International practice
In this Court, Mr Mansfield sought to explain the "international regulatory situation". His written submissions elaborated on the insider trading prohibitions of the United Kingdom, Germany, France, Spain, the Netherlands, the European Union, New Zealand, Canada, South Africa and the United States as a step towards his conclusion that "the international regulatory approach to insider trading is consistent only with the appellant's primary submission that 'information' necessarily means a matter of fact or precise circumstances as opposed to a falsity".

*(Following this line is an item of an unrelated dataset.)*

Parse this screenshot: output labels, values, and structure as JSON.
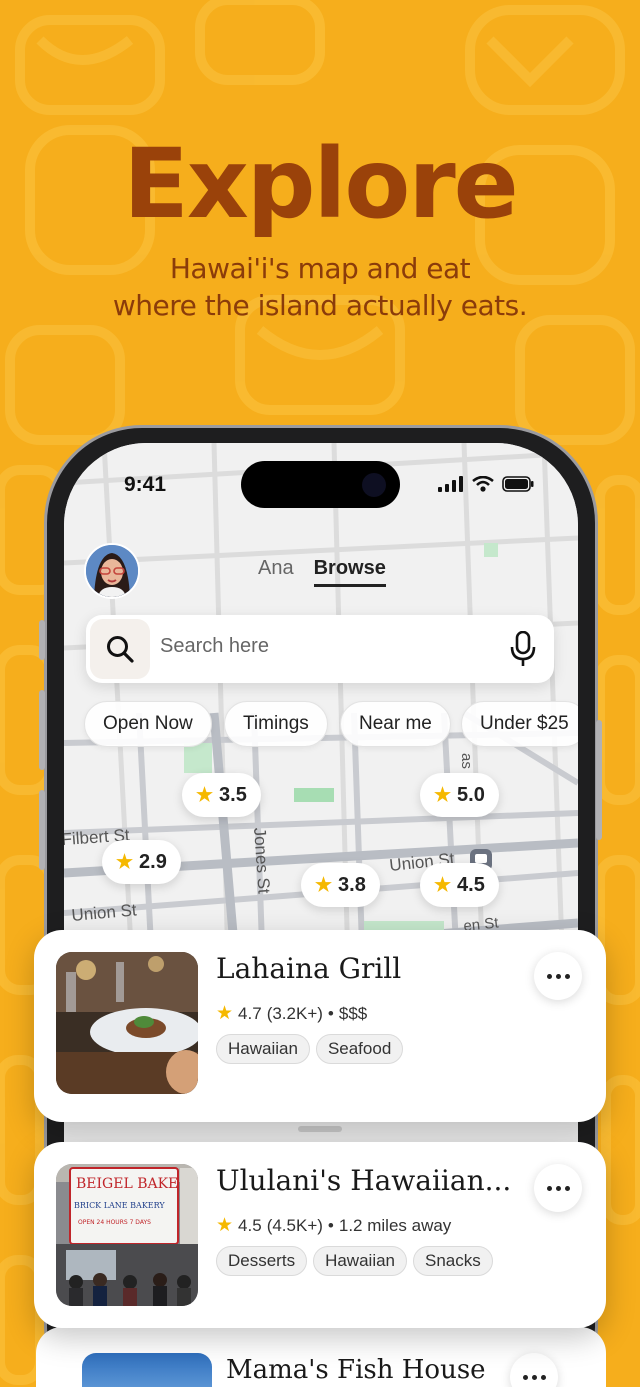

Mr Mansfield's written submissions did not explain why this Court should construe Australian legislation by reference to international practice - assuming that his summary of the laws of these foreign jurisdictions is correct - beyond the bald assertion that "[t]he construction of 'information' submitted by the appellant is consistent with this global regulatory framework". In oral argument, counsel for Mr Mansfield amplified the submission by explaining that "the Griffiths Report highlighted 13 years ago the importance of [the] Australian regulatory framework being viewed in the context of the international regulatory framework. What was apposite 13 years ago is even more apposite today in terms of the globalisation of securities markets worldwide".
The practice of other jurisdictions is interesting, and may be of interest to the legislature. Indeed, as noted by counsel for Mr Mansfield, "the Griffiths Report urged the legislature to consider" the "full panoply of international regulation[s]" (emphasis added). But it was not shown that the legislation now under consideration was based on any particular legislative model. General reference of the kind made by Mr Mansfield to other statutory regimes does not assist in the resolution of the question of construction raised by these appeals for determination in this Court.
Conclusion and orders
The appellants have failed to establish their central proposition about the ordinary usage of the word "information" and each of their secondary submissions in support of that central proposition. The appeals to this Court should be dismissed.